Zus shook his head. “We found their settlement, exactly where Shimon said it would be. But it was deserted; it appeared that they had fled a day or two before. It was a whole society in the woods, Yona; there must be a thousand of them there. It was incredible. We’ve been praying since then for their survival; it would be difficult to hide a group that large.”
Yona nodded; it was just as Jüttner had said. “When Rosalia and Chaim ventured into some villages, they learned that the Germans’ mission had not been successful. They did not find the Bielski group.”
“We heard the same. It gives us hope that they are still alive.”
“And the Zorin group? Did you reach them?”

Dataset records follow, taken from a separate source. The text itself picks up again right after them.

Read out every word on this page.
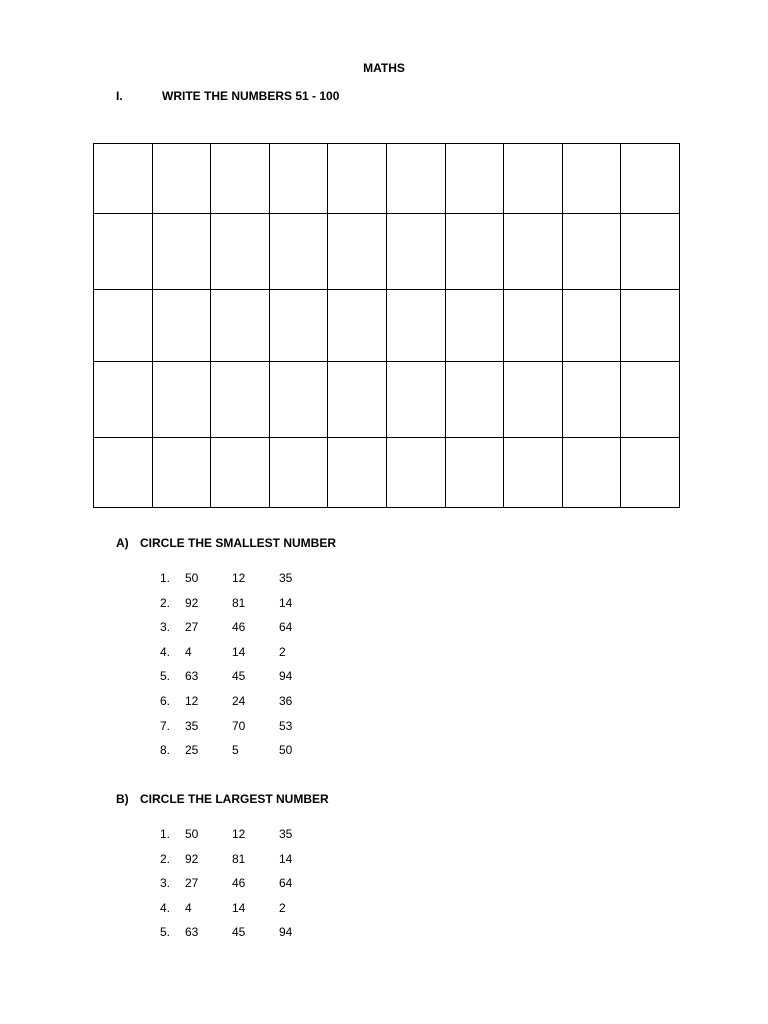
MATHS
I.	WRITE THE NUMBERS 51 - 100

A) CIRCLE THE SMALLEST NUMBER
1. 50	12	35
2. 92	81	14
3. 27	46	64
4. 4	14	2
5. 63	45	94
6. 12	24	36
7. 35	70	53
8. 25	5	50
B) CIRCLE THE LARGEST NUMBER
1. 50	12	35
2. 92	81	14
3. 27	46	64
4. 4	14	2
5. 63	45	94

Again Zus shook his head. “We tried. It is what kept us moving for so long in the wrong direction. But we never found them, and then we heard that the Germans had retreated. After we lost Aleksander, we began to move back here in hopes of finding you.” Zus glanced at Chaim and Rosalia before looking back at Yona. “There’s more. We have added to our group. Eight newcomers, six men and two women. They are all heavily armed, and they were wandering the forest alone, looking for a way to fight the Germans.”
“They are Jews?” Chaim asked.
“Yes.” There was awe in Zus’s voice as he added, “They came from the Nowogródek ghetto. Like the Sokolowskis and the Gulniks, they were looking for the Bielskis and did not find them. But they came upon us, and when we told them about our settlement here, they asked if they could stay. They want to help us. They came with machine guns and ammunition, taken from Germans they ambushed in the forest.”